The following is a summary of “Familial effects account for association between chronic pain and past month smoking,” published in the February 2024 issue of Pain by Rader et al.
Researchers conducted a retrospective study to leverage a twin design and directly assess the impact of smoking on chronic pain, independent of familial factors while exploring whether cortico-striatal connectivity mediates this association.
They conducted a study with 692 twins (average age was 28.83 years). Examined smoking habits in the past month (132 reported smoking), current pain episodes (179 reported having pain), and the connectivity between the nucleus accumbens and medial prefrontal cortex (NAc-mPFC).
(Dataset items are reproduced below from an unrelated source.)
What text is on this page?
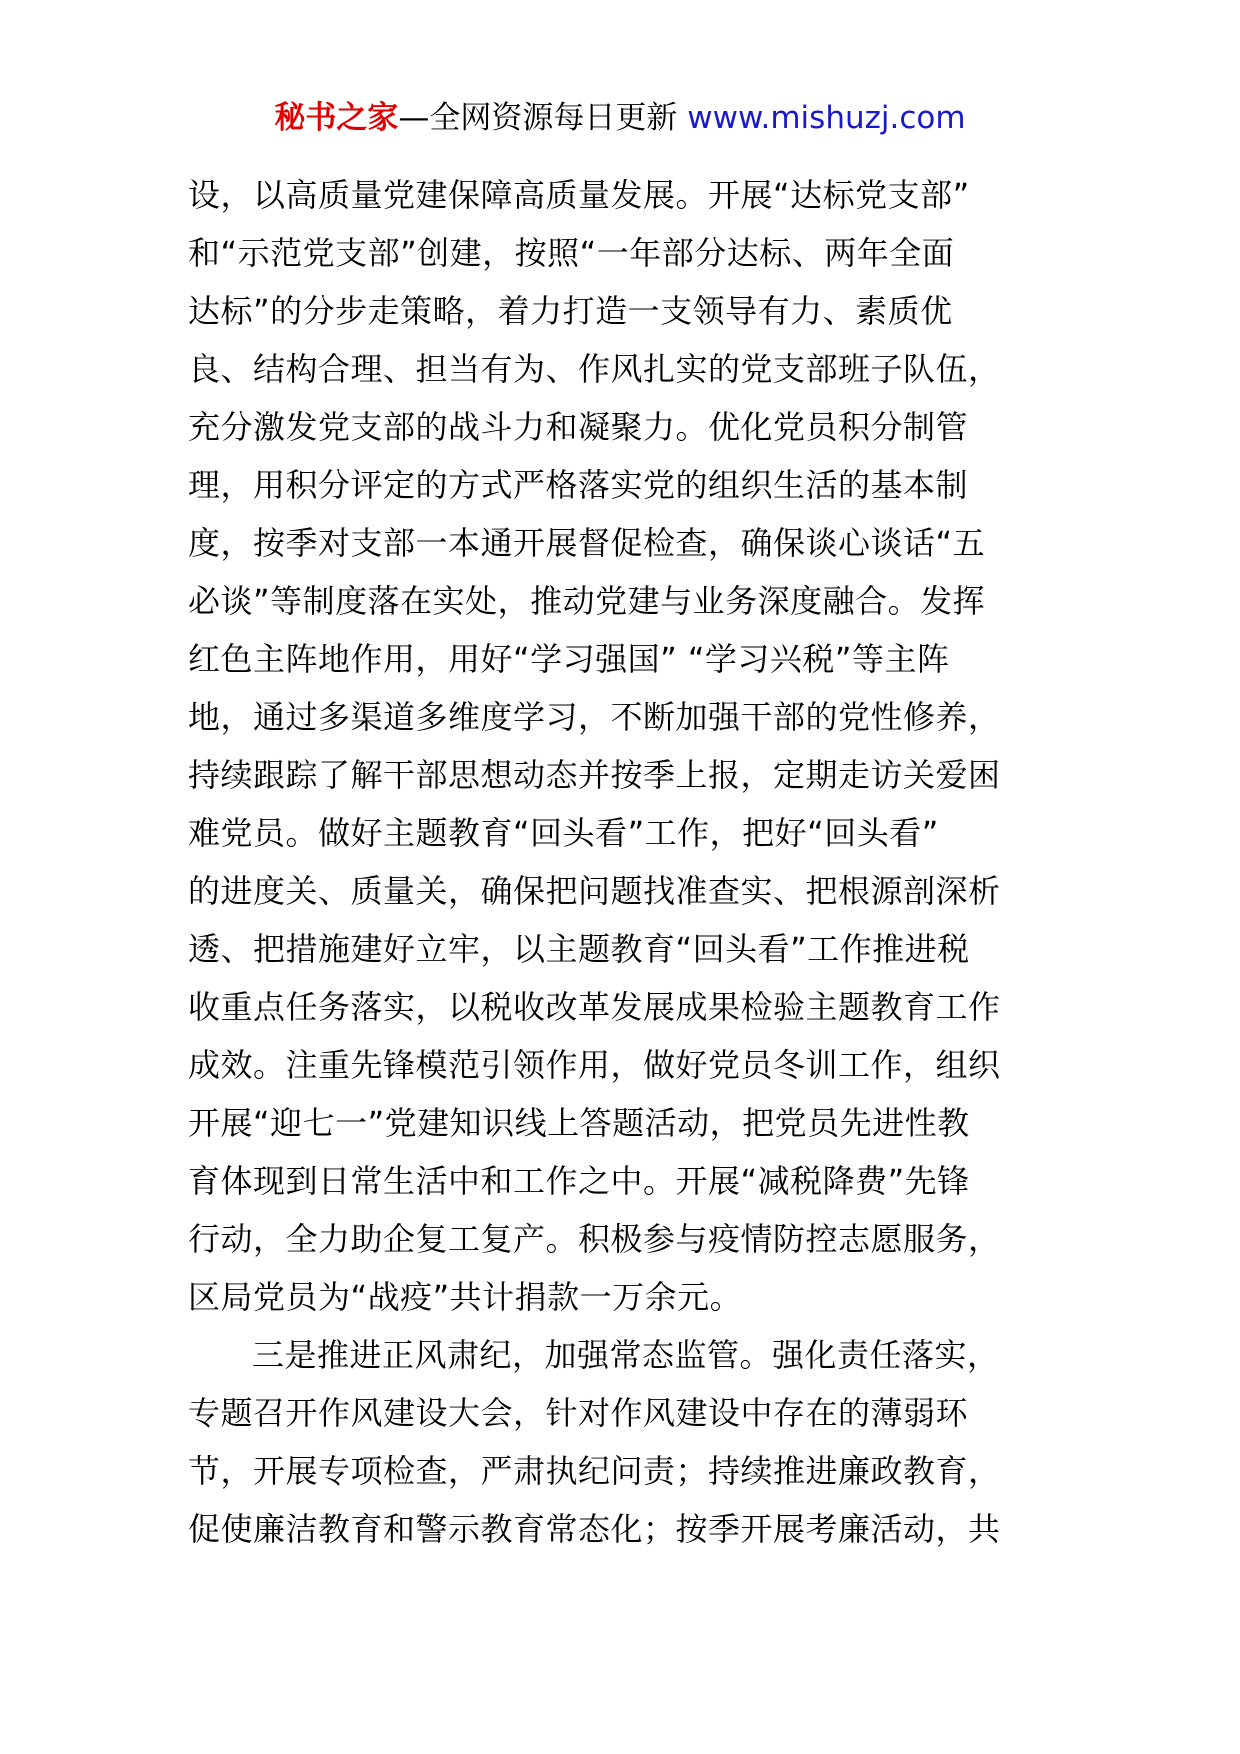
秘书之家—全网资源每日更新 www.mishuzj.com
设，以高质量党建保障高质量发展。开展“达标党支部”
和“示范党支部”创建，按照“一年部分达标、两年全面
达标”的分步走策略，着力打造一支领导有力、素质优
良、结构合理、担当有为、作风扎实的党支部班子队伍，
充分激发党支部的战斗力和凝聚力。优化党员积分制管
理，用积分评定的方式严格落实党的组织生活的基本制
度，按季对支部一本通开展督促检查，确保谈心谈话“五
必谈”等制度落在实处，推动党建与业务深度融合。发挥
红色主阵地作用，用好“学习强国” “学习兴税”等主阵
地，通过多渠道多维度学习，不断加强干部的党性修养，
持续跟踪了解干部思想动态并按季上报，定期走访关爱困
难党员。做好主题教育“回头看”工作，把好“回头看”
的进度关、质量关，确保把问题找准查实、把根源剖深析
透、把措施建好立牢，以主题教育“回头看”工作推进税
收重点任务落实，以税收改革发展成果检验主题教育工作
成效。注重先锋模范引领作用，做好党员冬训工作，组织
开展“迎七一”党建知识线上答题活动，把党员先进性教
育体现到日常生活中和工作之中。开展“减税降费”先锋
行动，全力助企复工复产。积极参与疫情防控志愿服务，
区局党员为“战疫”共计捐款一万余元。
三是推进正风肃纪，加强常态监管。强化责任落实，
专题召开作风建设大会，针对作风建设中存在的薄弱环
节，开展专项检查，严肃执纪问责；持续推进廉政教育，
促使廉洁教育和警示教育常态化；按季开展考廉活动，共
The results showed smoking had a significant association with pain, yet NAc-mPFC connectivity didn’t significantly mediate this association. In a co-twin control model, smoking predicted pain frequency within families but couldn’t differentiate between family members. Pain risk was 43% attributable to additive genetic (A) factors and 57% due to non-shared environmental (E) influences. Past-month smoking frequency was 71% influenced by genetics and 29% by the non-shared environment. Smoking and pain were strongly correlated genetically (rg = 0.51, P<0.001) and phenotypically (r = 0.21, P=0.001) but not environmentally (re = -0.18, =0.339).
Investigators concluded that while smoking and pain co-occurred, the study suggests familial factors, not smoking itself, likely explain the link and the reward pathway’s connectivity held no bearing on the association.